Many young women, prior to their first pregnancy, suffer with severe constipation and anemia, which are often seen as unrelated symptoms. The anemia or low blood iron stems from the loss of blood due to menses while constipation is a gastrointestinal (gut) disorder resulting in difficulty in passing out feces (stool). However evidence suggests that both anemia and constipation may be linked to a common hormonal cause that plagues many menstruating women.

Malabsorption in the Gut

The fluctuation of the female hormones, estrogen, progesterone, follicle-stimulating hormone (FSH) and luteinizing hormone during the menstrual cycle, may contribute to a malabsorption syndrome. This affects the body’s ability to absorb nutrients from food in the gut, aggravating the low blood iron levels by reducing the absorption of iron from food sources. The hormonal factors contributing to a malabsorption syndrome may also play a part in both peristalsis (movement of food through the gut), inhibit other nutrient absorption and thereby contribute to constipation.

Attempting to correct this malabsorption syndrome by taking nutritional supplements, especially iron, may further aggravate the constipation. A characteristic feature of this malabsorption syndrome, which may not be present in every woman, is the difficulty in gaining weight, especially in young girls in their teens. However this may also be impacted upon by the poor dietary habits of young women who are more conscious of their body, focusing on their figure and weight than worrying about adequate nutrition.

Anemia and Diet

The anemia can be severe resulting in serious symptoms like dizziness and fainting due to low blood pressure (hypotension), breathlessness even with the slightest activity and muscle cramps and pains leading to symptoms like a headache. While many women consider these symptoms, including constipation and low body weight as part of the early years of puberty, it is important to seek appropriate medical treatment for this malabsorption syndrome in order to alleviate the constipation and improve the blood iron levels.

Healthy Eating to Prevent Constipation

A healthy diet is the most important consideration and a balanced eating plan comprising adequate vegetable, fruit, protein and fat intake is important.
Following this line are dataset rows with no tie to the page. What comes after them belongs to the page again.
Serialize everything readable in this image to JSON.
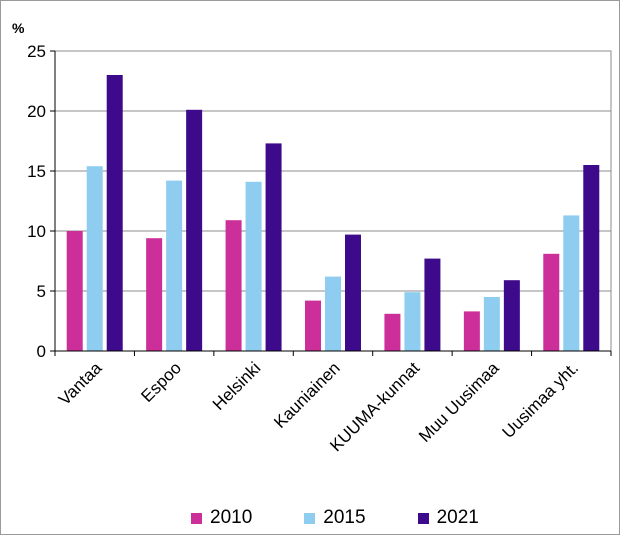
{
  "chart_data": {
    "type": "bar",
    "ylabel": "%",
    "ylim": [
      0,
      25
    ],
    "yticks": [
      0,
      5,
      10,
      15,
      20,
      25
    ],
    "grid": true,
    "legend_position": "bottom",
    "categories": [
      "Vantaa",
      "Espoo",
      "Helsinki",
      "Kauniainen",
      "KUUMA-kunnat",
      "Muu Uusimaa",
      "Uusimaa yht."
    ],
    "series": [
      {
        "name": "2010",
        "color": "#cc2e9a",
        "values": [
          10.0,
          9.4,
          10.9,
          4.2,
          3.1,
          3.3,
          8.1
        ]
      },
      {
        "name": "2015",
        "color": "#8ecdf0",
        "values": [
          15.4,
          14.2,
          14.1,
          6.2,
          4.9,
          4.5,
          11.3
        ]
      },
      {
        "name": "2021",
        "color": "#3d0a8c",
        "values": [
          23.0,
          20.1,
          17.3,
          9.7,
          7.7,
          5.9,
          15.5
        ]
      }
    ]
  }
}
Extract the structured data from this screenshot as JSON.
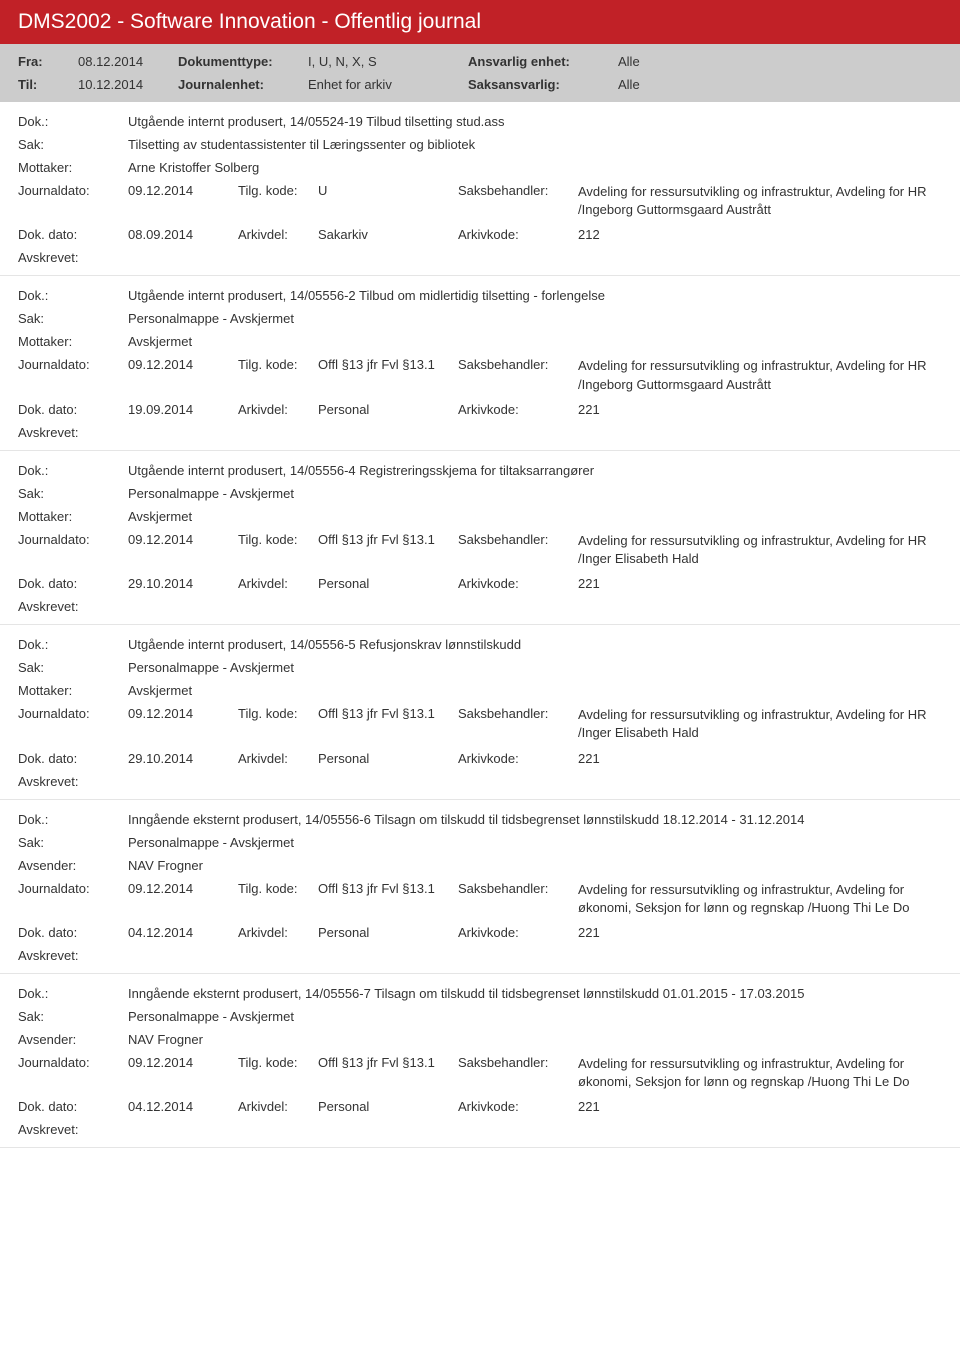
{
  "header": {
    "title": "DMS2002 - Software Innovation - Offentlig journal"
  },
  "filter": {
    "fra_label": "Fra:",
    "fra_value": "08.12.2014",
    "til_label": "Til:",
    "til_value": "10.12.2014",
    "dokumenttype_label": "Dokumenttype:",
    "dokumenttype_value": "I, U, N, X, S",
    "journalenhet_label": "Journalenhet:",
    "journalenhet_value": "Enhet for arkiv",
    "ansvarlig_label": "Ansvarlig enhet:",
    "ansvarlig_value": "Alle",
    "saksansvarlig_label": "Saksansvarlig:",
    "saksansvarlig_value": "Alle"
  },
  "labels": {
    "dok": "Dok.:",
    "sak": "Sak:",
    "mottaker": "Mottaker:",
    "avsender": "Avsender:",
    "journaldato": "Journaldato:",
    "tilg_kode": "Tilg. kode:",
    "saksbehandler": "Saksbehandler:",
    "dok_dato": "Dok. dato:",
    "arkivdel": "Arkivdel:",
    "arkivkode": "Arkivkode:",
    "avskrevet": "Avskrevet:"
  },
  "entries": [
    {
      "dok": "Utgående internt produsert, 14/05524-19 Tilbud tilsetting stud.ass",
      "sak": "Tilsetting av studentassistenter til Læringssenter og bibliotek",
      "party_label": "Mottaker:",
      "party_value": "Arne Kristoffer Solberg",
      "journaldato": "09.12.2014",
      "tilg_kode": "U",
      "saksbehandler": "Avdeling for ressursutvikling og infrastruktur, Avdeling for HR /Ingeborg Guttormsgaard Austrått",
      "dok_dato": "08.09.2014",
      "arkivdel": "Sakarkiv",
      "arkivkode": "212"
    },
    {
      "dok": "Utgående internt produsert, 14/05556-2 Tilbud om midlertidig tilsetting - forlengelse",
      "sak": "Personalmappe - Avskjermet",
      "party_label": "Mottaker:",
      "party_value": "Avskjermet",
      "journaldato": "09.12.2014",
      "tilg_kode": "Offl §13 jfr Fvl §13.1",
      "saksbehandler": "Avdeling for ressursutvikling og infrastruktur, Avdeling for HR /Ingeborg Guttormsgaard Austrått",
      "dok_dato": "19.09.2014",
      "arkivdel": "Personal",
      "arkivkode": "221"
    },
    {
      "dok": "Utgående internt produsert, 14/05556-4 Registreringsskjema for tiltaksarrangører",
      "sak": "Personalmappe - Avskjermet",
      "party_label": "Mottaker:",
      "party_value": "Avskjermet",
      "journaldato": "09.12.2014",
      "tilg_kode": "Offl §13 jfr Fvl §13.1",
      "saksbehandler": "Avdeling for ressursutvikling og infrastruktur, Avdeling for HR /Inger Elisabeth Hald",
      "dok_dato": "29.10.2014",
      "arkivdel": "Personal",
      "arkivkode": "221"
    },
    {
      "dok": "Utgående internt produsert, 14/05556-5 Refusjonskrav lønnstilskudd",
      "sak": "Personalmappe - Avskjermet",
      "party_label": "Mottaker:",
      "party_value": "Avskjermet",
      "journaldato": "09.12.2014",
      "tilg_kode": "Offl §13 jfr Fvl §13.1",
      "saksbehandler": "Avdeling for ressursutvikling og infrastruktur, Avdeling for HR /Inger Elisabeth Hald",
      "dok_dato": "29.10.2014",
      "arkivdel": "Personal",
      "arkivkode": "221"
    },
    {
      "dok": "Inngående eksternt produsert, 14/05556-6 Tilsagn om tilskudd til tidsbegrenset lønnstilskudd 18.12.2014 - 31.12.2014",
      "sak": "Personalmappe - Avskjermet",
      "party_label": "Avsender:",
      "party_value": "NAV Frogner",
      "journaldato": "09.12.2014",
      "tilg_kode": "Offl §13 jfr Fvl §13.1",
      "saksbehandler": "Avdeling for ressursutvikling og infrastruktur, Avdeling for økonomi, Seksjon for lønn og regnskap /Huong Thi Le Do",
      "dok_dato": "04.12.2014",
      "arkivdel": "Personal",
      "arkivkode": "221"
    },
    {
      "dok": "Inngående eksternt produsert, 14/05556-7 Tilsagn om tilskudd til tidsbegrenset lønnstilskudd 01.01.2015 - 17.03.2015",
      "sak": "Personalmappe - Avskjermet",
      "party_label": "Avsender:",
      "party_value": "NAV Frogner",
      "journaldato": "09.12.2014",
      "tilg_kode": "Offl §13 jfr Fvl §13.1",
      "saksbehandler": "Avdeling for ressursutvikling og infrastruktur, Avdeling for økonomi, Seksjon for lønn og regnskap /Huong Thi Le Do",
      "dok_dato": "04.12.2014",
      "arkivdel": "Personal",
      "arkivkode": "221"
    }
  ]
}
Attempting to maintain a lean and slim figure should not be controlled by calorie restriction and ‘starvation diets’ as this will continue to aggravate the reduced absorption of nutrients. Rather focus on exercise for your weight management needs with an understanding of nutrition and calorie control.

Regular use of laxatives or enemas is not an answer to alleviating constipation and while they may offer some relief, the cause of the constipation should be addressed. A high fiber diet, with sufficient water intake, is key to any constipation treatment although excess dietary fiber may contribute to gas and bloating. If you are using iron supplements for your low blood iron levels, it is important to combine it with sufficient vitamin C intake, either in your diet or through a supplement. Vitamin C is known to assist with iron absorption while certain drinks that are high in tannins, like tea, may reduce iron absorption from the gut.

The early years of womanhood should not be plagued with signs and symptoms related to anemia, or constipation and painful periods and it is important that young women remember that having puberty is not the start of a life of suffering with inconveniences associated with the menstrual cycle.